Longtemps relégué au second plan, l’Algérie se lance enfin dans une course contre la montre afin de mieux appréhender les tendances du marché des plantes aromatiques et médicinales. La Chine domine le marché des exportations avec près de 33% du marché mondial que ce soit en volume ou en valeur. Deux pays méditerranéens émergent sur le marché mondial, l’Egypte et le Maroc.

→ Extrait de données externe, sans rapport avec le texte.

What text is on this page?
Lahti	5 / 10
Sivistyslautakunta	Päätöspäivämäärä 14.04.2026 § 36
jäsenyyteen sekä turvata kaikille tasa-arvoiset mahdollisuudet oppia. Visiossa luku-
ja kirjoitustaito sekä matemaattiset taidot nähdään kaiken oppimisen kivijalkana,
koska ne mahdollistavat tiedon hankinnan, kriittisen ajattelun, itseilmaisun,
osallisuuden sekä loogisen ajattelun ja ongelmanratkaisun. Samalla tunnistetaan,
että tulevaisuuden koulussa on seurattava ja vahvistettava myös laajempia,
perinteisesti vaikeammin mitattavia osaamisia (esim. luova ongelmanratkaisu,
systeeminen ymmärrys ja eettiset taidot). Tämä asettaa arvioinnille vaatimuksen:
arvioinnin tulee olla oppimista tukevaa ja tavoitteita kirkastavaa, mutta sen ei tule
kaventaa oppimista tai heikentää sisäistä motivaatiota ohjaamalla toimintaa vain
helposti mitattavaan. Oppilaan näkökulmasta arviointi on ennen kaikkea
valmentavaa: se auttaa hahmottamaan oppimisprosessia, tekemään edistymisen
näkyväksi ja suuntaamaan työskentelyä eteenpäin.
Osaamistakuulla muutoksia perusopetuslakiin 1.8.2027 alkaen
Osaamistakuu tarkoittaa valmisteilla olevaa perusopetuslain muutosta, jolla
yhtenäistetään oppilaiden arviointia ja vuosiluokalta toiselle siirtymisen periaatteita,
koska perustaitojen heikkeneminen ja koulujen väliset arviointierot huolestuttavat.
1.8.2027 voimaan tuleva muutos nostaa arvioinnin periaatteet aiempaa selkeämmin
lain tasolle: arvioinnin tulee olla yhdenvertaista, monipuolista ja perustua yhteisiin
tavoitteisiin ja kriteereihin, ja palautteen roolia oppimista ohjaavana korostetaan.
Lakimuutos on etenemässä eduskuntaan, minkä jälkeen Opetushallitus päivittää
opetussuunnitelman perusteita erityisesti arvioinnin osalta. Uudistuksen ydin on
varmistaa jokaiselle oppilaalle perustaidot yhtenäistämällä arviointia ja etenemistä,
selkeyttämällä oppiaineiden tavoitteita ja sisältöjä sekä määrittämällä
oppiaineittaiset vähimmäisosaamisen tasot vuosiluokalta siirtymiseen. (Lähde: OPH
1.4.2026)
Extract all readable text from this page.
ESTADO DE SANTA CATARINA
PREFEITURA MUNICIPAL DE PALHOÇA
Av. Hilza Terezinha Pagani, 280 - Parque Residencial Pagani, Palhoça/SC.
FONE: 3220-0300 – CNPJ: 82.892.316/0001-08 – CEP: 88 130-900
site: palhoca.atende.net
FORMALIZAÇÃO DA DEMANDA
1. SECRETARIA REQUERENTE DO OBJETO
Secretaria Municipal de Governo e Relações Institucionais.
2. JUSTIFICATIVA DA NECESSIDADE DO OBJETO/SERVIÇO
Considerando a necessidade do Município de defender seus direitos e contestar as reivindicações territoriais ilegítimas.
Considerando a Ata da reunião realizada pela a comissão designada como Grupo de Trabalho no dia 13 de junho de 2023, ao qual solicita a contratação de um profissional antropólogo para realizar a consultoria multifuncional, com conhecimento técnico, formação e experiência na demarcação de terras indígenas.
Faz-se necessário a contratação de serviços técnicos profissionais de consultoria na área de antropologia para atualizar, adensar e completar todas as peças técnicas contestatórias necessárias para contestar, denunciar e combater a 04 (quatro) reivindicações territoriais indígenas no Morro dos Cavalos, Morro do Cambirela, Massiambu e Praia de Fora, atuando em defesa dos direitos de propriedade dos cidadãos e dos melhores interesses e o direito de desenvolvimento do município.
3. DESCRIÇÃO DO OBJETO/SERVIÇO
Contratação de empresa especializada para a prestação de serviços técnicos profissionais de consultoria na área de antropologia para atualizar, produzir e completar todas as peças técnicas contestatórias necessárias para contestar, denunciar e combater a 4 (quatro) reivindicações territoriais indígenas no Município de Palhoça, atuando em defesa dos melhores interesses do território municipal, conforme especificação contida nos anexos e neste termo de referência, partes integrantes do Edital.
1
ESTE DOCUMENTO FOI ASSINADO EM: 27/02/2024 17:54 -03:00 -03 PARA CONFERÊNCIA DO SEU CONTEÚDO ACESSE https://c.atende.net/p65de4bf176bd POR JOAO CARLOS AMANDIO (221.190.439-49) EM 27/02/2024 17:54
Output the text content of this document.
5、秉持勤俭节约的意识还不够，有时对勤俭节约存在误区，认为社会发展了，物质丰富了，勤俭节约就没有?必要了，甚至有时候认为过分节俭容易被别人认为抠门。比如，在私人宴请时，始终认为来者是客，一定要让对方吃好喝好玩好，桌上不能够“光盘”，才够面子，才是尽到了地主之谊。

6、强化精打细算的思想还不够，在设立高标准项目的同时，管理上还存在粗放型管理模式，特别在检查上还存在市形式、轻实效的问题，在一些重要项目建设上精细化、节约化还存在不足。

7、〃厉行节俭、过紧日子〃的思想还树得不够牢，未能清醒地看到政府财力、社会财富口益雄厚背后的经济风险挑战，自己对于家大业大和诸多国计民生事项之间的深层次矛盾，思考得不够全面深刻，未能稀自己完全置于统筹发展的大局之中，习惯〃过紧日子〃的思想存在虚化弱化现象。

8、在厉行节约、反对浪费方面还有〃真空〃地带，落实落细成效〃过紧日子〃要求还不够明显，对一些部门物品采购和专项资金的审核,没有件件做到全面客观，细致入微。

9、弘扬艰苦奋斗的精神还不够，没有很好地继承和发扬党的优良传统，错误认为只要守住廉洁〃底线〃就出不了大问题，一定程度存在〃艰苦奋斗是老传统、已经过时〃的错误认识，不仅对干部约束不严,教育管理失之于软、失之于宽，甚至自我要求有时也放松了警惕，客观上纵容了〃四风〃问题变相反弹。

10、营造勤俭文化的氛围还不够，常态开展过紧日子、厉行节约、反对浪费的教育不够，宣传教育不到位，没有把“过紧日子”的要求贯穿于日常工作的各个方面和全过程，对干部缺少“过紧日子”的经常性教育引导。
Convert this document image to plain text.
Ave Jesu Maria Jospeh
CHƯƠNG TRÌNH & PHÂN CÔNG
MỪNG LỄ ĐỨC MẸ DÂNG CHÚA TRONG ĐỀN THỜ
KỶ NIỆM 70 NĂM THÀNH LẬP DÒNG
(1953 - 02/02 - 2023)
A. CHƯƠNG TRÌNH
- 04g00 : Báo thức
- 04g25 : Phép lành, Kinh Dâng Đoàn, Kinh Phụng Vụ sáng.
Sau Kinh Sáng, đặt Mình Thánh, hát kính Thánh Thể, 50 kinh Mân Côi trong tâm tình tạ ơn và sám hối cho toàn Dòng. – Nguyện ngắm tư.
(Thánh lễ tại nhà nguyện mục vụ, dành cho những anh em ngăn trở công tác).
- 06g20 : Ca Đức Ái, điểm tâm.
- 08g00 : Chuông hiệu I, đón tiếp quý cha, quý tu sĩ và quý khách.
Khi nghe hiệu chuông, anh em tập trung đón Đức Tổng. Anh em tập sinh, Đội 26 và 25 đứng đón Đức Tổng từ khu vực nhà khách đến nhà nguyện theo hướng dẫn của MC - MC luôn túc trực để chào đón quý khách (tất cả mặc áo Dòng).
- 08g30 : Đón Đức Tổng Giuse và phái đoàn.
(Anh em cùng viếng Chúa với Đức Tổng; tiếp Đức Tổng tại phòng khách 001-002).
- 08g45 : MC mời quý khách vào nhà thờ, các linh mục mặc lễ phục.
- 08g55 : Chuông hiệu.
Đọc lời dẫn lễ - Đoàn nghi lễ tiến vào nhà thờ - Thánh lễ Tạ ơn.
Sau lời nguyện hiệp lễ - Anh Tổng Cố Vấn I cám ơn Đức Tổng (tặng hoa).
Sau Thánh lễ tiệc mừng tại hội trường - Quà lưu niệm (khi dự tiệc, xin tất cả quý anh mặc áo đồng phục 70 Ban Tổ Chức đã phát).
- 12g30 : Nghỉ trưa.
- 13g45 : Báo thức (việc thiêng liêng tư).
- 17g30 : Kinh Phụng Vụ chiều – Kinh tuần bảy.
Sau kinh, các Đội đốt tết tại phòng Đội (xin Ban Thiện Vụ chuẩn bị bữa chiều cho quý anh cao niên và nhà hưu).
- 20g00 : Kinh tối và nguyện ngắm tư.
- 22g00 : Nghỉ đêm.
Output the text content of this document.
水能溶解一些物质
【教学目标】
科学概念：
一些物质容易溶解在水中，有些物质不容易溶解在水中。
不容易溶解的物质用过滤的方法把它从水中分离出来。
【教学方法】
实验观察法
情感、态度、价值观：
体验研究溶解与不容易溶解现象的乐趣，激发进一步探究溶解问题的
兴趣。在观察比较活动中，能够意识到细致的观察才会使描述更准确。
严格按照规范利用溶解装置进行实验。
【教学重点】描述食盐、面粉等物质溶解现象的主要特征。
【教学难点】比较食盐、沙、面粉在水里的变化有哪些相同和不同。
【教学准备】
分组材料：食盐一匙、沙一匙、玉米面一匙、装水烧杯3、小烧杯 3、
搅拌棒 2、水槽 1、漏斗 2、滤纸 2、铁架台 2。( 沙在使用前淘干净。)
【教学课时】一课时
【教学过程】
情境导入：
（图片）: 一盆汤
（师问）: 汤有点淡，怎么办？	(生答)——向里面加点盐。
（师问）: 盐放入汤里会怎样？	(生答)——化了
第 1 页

En effet, le premier forum national consacré à la filière des plantes aromatiques et médicinales (PAM) a été organisé la semaine dernière à Bordj Bou-Arréridj à l’initiative de la direction des Services agricoles et de la direction générale des Forêts, avec la participation d’un panel de spécialistes, de chercheurs, d’universitaires, de laboratoires pharmaceutiques, et rehaussé également par la présence de 22 wilayas.
Plusieurs secteurs ont exposé, à cette occasion, leurs produits, dont notamment les industries pharmaceutiques et para-pharmaceutiques, les industries alimentaires, l’herboristerie et le matériel d’extraction et de raffinage.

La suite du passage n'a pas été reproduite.